Кажется, она собиралась употребить другое слово, но в последний миг передумала.
— Мне кажется, что барон — человек необыкновенный, весьма высоких достоинств, — ровным голосом ответил Аслан-Гирей. — Однако покорнейше прошу извинить. Мне пора отправляться. Служба.
На Малаховом кургане Бланка отыскивать не стал, разговаривать с ним было бы мучительно. Но позаботился, чтоб баночку с мазью передали.
Вот так, в напряжении ума и терзании сердца, завершился месяц июль.
Положение осажденного города делалось всё тяжелее. Неприятель с каждым днем увеличивал число орудий и вел беспрерывный обстрел. За месяц гарнизон сократился на десять тысяч человек — и это несмотря на подкрепления, неустанным ручейком лившиеся по симферопольскому тракту. Что Севастополь долго так не продержится, было ясно всем. Единственная надежда оставалась на раннюю осень. Если продержаться до осенних бурь, да сразу вслед за ними, как в прошлом году, ударят морозы, город был бы спасен. Минувшей зимой от холодов и болезней англичане потеряли треть армии, французы — четверть. Второго такого испытания союзники не вынесут, им придется убираться восвояси. Как во времена Наполеоновского нашествия, Россию спасет сама природа.
Однако начальство, кажется, смотрело на дело иначе. К концу месяца все стали говорить, что скоро будет большое сражение: армия придет на помощь истекающему кровью гарнизону, только еще не решено, где именно произойдет наступление.
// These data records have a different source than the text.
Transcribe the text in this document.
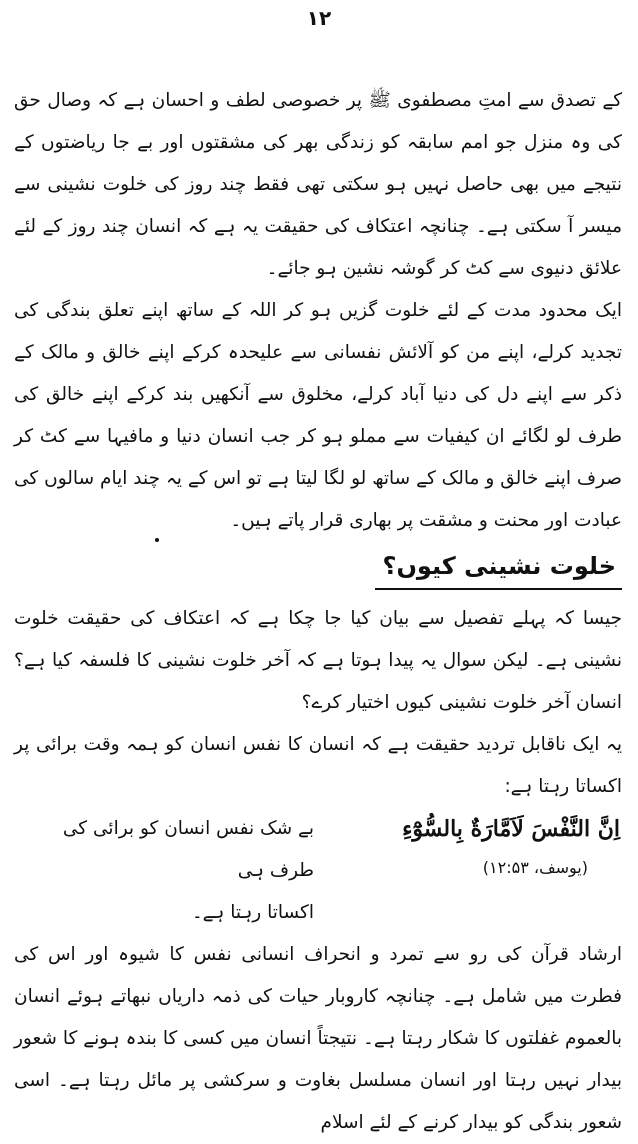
۱۲

کے تصدق سے امتِ مصطفوی ﷺ پر خصوصی لطف و احسان ہے کہ وصال حق کی وہ منزل جو امم سابقہ کو زندگی بھر کی مشقتوں اور بے جا ریاضتوں کے نتیجے میں بھی حاصل نہیں ہو سکتی تھی فقط چند روز کی خلوت نشینی سے میسر آ سکتی ہے۔ چنانچہ اعتکاف کی حقیقت یہ ہے کہ انسان چند روز کے لئے علائق دنیوی سے کٹ کر گوشہ نشین ہو جائے۔

ایک محدود مدت کے لئے خلوت گزیں ہو کر اللہ کے ساتھ اپنے تعلق بندگی کی تجدید کرلے، اپنے من کو آلائش نفسانی سے علیحدہ کرکے اپنے خالق و مالک کے ذکر سے اپنے دل کی دنیا آباد کرلے، مخلوق سے آنکھیں بند کرکے اپنے خالق کی طرف لو لگائے ان کیفیات سے مملو ہو کر جب انسان دنیا و مافیہا سے کٹ کر صرف اپنے خالق و مالک کے ساتھ لو لگا لیتا ہے تو اس کے یہ چند ایام سالوں کی عبادت اور محنت و مشقت پر بھاری قرار پاتے ہیں۔

خلوت نشینی کیوں؟

جیسا کہ پہلے تفصیل سے بیان کیا جا چکا ہے کہ اعتکاف کی حقیقت خلوت نشینی ہے۔ لیکن سوال یہ پیدا ہوتا ہے کہ آخر خلوت نشینی کا فلسفہ کیا ہے؟ انسان آخر خلوت نشینی کیوں اختیار کرے؟

یہ ایک ناقابل تردید حقیقت ہے کہ انسان کا نفس انسان کو ہمہ وقت برائی پر اکساتا رہتا ہے:

اِنَّ النَّفْسَ لَاَمَّارَةٌ بِالسُّوْٓءِ
(یوسف، ۱۲:۵۳)
بے شک نفس انسان کو برائی کی طرف ہی
اکساتا رہتا ہے۔

ارشاد قرآن کی رو سے تمرد و انحراف انسانی نفس کا شیوہ اور اس کی فطرت میں شامل ہے۔ چنانچہ کاروبار حیات کی ذمہ داریاں نبھاتے ہوئے انسان بالعموم غفلتوں کا شکار رہتا ہے۔ نتیجتاً انسان میں کسی کا بندہ ہونے کا شعور بیدار نہیں رہتا اور انسان مسلسل بغاوت و سرکشی پر مائل رہتا ہے۔ اسی شعور بندگی کو بیدار کرنے کے لئے اسلام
Что ж, командованию наверху видней. Лазутчики доносили, что на 5 августа неприятель назначил новую генеральную бомбардировку, которая превзойдет своей мощью все предыдущие. Должно быть, в штабе Горчакова решили, что Севастополь может не выстоять, и постановили нанести упреждающий удар.
Из ставки в город и обратно бешеным аллюром носились ординарцы; князь дважды собирал военный совет, и поговаривали, что мнения на нем разделились. Одни генералы вроде бы хотят произвести большую вылазку прямо из города, через Килен-балку. Другие выступают за фланговую атаку со стороны Черной речки. Третьи же предлагают ограничиться демонстрацией, чтоб заставить врага передислоцировать свои силы и тем самым отсрочить день бомбардировки.
Что тут правда, а что нет, Аслан-Гирей не задумывался. Вероятней всего, слухи распускались штабом намеренно, дабы сбить с толку шпионов, — и это правильно. Ну а помимо того всяк обязан заниматься своим делом на своем месте. Нечего изображать из себя стратега.
У штабс-капитана и без того хватало забот. У него была своя собственная баталия: выявить все контакты Арчибальда Финка, доподлинно установить, в чем его задание, а потом взять американца с поличным, чтоб никакой дипломатический консул не мог его отстоять.
Положить перед арестованным список имен, сказать: или указывай, кто из этих людей тебе помогает, или поступим с тобою по законам военного времени. А уж если удастся понудить Финка играть на нашей стороне, тогда это будет победа почище июньской.
В первых числах августа сделалось понятно, что битва случится со дня на день, причем не в самом Севастополе, а где-то на Инкермане или еще восточнее, за Чоргуном. Пехотные колонны и орудия двигались с Мекензиевых гор и с Северной стороны в том направлении, запрудив все дороги.